Censura sionista ameaça camiseta do clube Palestino no Chile
Uniforme que reproduz bandeira palestina e mapa territorial antes da Nakba foi criticado por diplomata, que sugeriu ‘intervenção das autoridades’ no caso
O embaixador de Israel no Chile, Peleg Lewi, criticou o clube de futebol Palestino de utilizar sua nova camiseta, que reproduz a bandeira da Palestina e traz o mapa do território antes da Nakba (expulsão da sua população em maio de 1948, após a fundação do Estado de Israel), tanto nas mangas quanto na numeração (substituindo o número 1, nos casos de atletas que o utilizem).
Na Rádio Cooperativa do Chile, Lewi afirmou que repudia especialmente a reprodução do mapa, alegando que reproduzir “todo território de Israel como se o país não existisse” não contribui para a paz “nem para o entendimento”.
Curiosamente, o diplomata se refere ao mesmo mapa como “todo o território de Israel”, o que poderia ser interpretado, da mesma forma, como se ele considerasse que a Palestina não existe naquele espaço.

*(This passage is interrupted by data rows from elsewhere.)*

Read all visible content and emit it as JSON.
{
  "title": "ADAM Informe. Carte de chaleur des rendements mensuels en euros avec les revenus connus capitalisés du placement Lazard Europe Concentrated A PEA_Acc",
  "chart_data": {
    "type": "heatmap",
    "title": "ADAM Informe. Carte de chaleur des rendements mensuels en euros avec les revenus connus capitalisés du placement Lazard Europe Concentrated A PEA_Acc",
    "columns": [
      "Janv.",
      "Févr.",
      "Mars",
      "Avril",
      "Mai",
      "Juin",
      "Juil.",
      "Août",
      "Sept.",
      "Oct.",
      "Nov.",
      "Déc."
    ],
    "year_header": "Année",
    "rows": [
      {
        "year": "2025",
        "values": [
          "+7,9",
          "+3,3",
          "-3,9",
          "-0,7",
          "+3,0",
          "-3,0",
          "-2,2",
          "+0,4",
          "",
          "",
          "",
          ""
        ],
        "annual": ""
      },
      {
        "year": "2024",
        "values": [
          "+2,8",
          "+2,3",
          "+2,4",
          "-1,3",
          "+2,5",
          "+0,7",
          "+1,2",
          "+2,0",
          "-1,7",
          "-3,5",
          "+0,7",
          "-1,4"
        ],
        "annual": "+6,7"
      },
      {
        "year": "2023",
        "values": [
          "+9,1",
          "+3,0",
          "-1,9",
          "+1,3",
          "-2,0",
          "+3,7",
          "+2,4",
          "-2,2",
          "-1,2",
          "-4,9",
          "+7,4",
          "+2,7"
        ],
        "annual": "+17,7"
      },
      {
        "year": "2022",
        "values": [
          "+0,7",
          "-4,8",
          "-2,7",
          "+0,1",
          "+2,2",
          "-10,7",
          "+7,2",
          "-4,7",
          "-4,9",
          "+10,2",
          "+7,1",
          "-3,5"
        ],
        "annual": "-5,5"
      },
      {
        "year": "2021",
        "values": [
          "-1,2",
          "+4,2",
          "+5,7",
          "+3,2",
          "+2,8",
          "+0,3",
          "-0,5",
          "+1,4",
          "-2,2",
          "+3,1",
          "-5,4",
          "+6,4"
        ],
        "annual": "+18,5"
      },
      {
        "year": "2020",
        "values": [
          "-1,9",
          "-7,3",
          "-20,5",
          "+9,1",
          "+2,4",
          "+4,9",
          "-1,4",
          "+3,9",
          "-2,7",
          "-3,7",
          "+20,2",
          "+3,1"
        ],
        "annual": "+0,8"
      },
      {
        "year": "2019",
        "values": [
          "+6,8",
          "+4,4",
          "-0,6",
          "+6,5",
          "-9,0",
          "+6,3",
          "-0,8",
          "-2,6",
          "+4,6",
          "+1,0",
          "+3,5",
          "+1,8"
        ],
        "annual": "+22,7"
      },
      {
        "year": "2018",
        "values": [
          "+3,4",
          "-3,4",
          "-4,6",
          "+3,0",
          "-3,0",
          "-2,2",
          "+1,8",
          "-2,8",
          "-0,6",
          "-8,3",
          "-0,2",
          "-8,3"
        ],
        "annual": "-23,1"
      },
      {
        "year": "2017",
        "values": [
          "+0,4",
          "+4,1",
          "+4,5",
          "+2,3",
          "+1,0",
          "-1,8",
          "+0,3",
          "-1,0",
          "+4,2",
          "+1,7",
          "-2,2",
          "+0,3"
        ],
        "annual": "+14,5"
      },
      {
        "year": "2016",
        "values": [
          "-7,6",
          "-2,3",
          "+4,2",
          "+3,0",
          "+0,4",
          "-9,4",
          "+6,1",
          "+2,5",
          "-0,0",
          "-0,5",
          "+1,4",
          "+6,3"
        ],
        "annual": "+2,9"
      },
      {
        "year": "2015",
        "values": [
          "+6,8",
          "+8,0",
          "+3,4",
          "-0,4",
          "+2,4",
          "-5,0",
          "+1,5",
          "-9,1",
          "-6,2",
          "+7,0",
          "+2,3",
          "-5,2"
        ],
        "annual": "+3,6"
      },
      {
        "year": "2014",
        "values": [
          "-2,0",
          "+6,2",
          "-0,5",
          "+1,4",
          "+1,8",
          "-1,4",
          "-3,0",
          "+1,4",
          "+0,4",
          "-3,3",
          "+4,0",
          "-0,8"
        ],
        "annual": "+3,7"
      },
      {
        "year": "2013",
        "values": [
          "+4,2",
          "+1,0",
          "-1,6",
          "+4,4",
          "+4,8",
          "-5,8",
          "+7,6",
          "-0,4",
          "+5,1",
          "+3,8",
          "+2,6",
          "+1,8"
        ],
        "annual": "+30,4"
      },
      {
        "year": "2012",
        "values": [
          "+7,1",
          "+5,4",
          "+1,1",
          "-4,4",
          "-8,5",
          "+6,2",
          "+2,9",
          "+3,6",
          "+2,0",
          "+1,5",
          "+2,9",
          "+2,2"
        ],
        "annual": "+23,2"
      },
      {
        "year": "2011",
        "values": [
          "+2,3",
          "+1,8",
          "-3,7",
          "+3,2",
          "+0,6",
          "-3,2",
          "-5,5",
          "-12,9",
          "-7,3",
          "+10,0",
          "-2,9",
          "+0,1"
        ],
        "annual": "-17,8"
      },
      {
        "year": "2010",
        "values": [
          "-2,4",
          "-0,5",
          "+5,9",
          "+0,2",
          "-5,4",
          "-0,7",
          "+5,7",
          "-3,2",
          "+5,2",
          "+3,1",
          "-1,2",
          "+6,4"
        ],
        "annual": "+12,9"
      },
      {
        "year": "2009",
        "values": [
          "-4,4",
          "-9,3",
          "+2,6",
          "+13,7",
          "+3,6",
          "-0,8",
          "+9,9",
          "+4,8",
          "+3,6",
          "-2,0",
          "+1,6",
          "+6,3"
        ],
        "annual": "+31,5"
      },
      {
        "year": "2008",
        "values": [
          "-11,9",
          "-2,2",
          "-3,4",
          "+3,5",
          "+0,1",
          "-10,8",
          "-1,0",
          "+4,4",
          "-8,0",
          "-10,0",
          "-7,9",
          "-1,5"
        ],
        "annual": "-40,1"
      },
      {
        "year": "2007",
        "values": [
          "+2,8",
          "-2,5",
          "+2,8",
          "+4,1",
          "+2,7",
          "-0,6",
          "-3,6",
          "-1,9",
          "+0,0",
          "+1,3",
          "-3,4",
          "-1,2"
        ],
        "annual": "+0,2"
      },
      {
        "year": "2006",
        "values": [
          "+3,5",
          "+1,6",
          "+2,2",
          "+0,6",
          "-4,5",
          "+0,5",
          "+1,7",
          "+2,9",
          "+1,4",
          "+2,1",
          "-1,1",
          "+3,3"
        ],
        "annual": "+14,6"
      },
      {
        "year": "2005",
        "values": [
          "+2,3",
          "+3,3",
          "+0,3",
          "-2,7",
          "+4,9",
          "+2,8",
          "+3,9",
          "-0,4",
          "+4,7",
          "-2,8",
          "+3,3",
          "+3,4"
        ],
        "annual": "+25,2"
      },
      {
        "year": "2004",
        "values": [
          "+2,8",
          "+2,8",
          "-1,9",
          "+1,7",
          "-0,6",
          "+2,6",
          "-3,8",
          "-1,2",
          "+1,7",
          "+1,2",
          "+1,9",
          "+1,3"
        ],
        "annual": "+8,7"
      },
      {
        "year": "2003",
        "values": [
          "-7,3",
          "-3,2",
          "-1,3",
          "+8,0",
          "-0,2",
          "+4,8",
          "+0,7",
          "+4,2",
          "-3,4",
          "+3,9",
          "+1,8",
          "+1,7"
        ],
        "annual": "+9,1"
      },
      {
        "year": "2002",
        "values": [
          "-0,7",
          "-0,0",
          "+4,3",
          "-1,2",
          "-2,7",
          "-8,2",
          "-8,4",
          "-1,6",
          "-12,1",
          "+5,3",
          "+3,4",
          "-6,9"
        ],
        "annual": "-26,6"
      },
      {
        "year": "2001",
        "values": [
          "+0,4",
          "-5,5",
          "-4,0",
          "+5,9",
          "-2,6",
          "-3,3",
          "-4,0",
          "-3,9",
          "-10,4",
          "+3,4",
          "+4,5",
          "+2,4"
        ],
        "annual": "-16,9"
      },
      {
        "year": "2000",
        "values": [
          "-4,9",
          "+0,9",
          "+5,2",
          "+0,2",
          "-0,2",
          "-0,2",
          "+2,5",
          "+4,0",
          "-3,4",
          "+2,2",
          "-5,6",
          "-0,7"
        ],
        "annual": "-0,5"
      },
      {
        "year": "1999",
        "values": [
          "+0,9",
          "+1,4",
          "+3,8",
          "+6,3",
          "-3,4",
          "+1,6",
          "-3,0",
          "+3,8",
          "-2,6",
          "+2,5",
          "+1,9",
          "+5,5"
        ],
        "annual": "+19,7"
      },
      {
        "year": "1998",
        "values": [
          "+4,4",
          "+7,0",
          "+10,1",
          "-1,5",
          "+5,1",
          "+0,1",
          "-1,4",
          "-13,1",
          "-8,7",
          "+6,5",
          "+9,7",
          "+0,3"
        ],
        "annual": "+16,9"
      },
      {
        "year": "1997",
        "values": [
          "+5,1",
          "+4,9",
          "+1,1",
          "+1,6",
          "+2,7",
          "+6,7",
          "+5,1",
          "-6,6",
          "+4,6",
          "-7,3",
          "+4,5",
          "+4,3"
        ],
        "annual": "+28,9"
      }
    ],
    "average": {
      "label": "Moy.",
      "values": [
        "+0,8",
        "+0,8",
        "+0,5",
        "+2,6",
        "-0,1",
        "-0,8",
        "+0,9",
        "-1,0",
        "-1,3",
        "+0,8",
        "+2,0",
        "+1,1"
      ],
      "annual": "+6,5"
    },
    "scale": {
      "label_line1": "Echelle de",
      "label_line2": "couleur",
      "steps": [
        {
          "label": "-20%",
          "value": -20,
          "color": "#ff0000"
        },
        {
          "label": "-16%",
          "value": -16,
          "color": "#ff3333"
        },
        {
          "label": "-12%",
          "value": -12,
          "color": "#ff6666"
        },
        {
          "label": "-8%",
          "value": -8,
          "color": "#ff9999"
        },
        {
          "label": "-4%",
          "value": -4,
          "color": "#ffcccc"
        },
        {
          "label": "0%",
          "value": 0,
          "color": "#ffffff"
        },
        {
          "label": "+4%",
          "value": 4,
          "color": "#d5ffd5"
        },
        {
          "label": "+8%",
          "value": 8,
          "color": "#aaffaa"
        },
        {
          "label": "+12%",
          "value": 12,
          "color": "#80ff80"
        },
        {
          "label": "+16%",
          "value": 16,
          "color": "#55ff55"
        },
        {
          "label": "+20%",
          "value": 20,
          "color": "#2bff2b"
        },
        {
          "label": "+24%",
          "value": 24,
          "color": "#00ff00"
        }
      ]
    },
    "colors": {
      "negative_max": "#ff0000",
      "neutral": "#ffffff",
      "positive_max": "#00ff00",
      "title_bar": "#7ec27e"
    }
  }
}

Porém, o que chama mais a atenção na coluna de Lewi é sua alusão a um episódio de 12 anos atrás, quando o clube Palestino utilizou pela primeira vez a reprodução do mapa pré-Nakba em seu uniforme. A menção soou como uma sugestão para que as autoridades atuais do Chile intervenham no caso e proíbam o time de usar a camiseta, como aconteceu em 2014.
“Não é a primeira vez que esta polêmica surge no Chile. No passado, as autoridades do futebol nacional tiveram que intervir para evitar o uso deste mesmo mapa como numeração nas camisetas, porque foi claro que o esporte não deveria se transformar em um espaço de negação política de um Estado reconhecido internacionalmente”, argumentou o embaixador israelense.
A sanção foi aplicada naquele então pela Associação Nacional de Futebol Profissional (ANFP), após pedido de Patrick Kiblisky, então presidente do clube Ñublense e membro da comunidade judaica do Chile.
Negação da Palestina
Em outro parágrafo, o diplomata modera o discurso do seu artigo, afirmando que reconhece, a título pessoal, que “a história, as tradições e a identidade da comunidade palestina merecem respeito, assim como qualquer outra comunidade”.
“O esporte geralmente é um espaço legítimo para expressar pertencimento e orgulho cultural”, reconhece Lewi em trecho que soa contraditório ao seu repúdio à camiseta, mas depois acrescenta que “esse exercício legítimo encontra um limite quando a afirmação de uma identidade implica, direta ou indiretamente, a negação de outra”.

Novo uniforme do clube Palestino
X / @republiqueBRA
Em seguida, o embaixador se refere a Israel como uma nação reconhecida, mas nega a existência da Palestina, ao mencionar somente “o povo palestino” e que este teria “aspirações nacionais legítimas”.
“O desafio não é negar as identidades, mas permitir que elas coexistam. Israel existe como Estado soberano e reconhecido. O povo palestino, por sua parte, tem aspirações nacionais legítimas que também devem encontrar uma expressão política viável. Mas uma aspiração não pode ser construída sobre a base de empréstimo à outra”.
A coluna de Lewi conclui dizendo que o Chile tem sido “historicamente um país que valoriza a diversidade e promove a convivência importadora. Nesse espírito, é importante que todos – incluídos os atores esportivos – contribuam para um clima de respeito mútuo. O futebol pode e deve ser um espaço de encontro, sem exclusão”.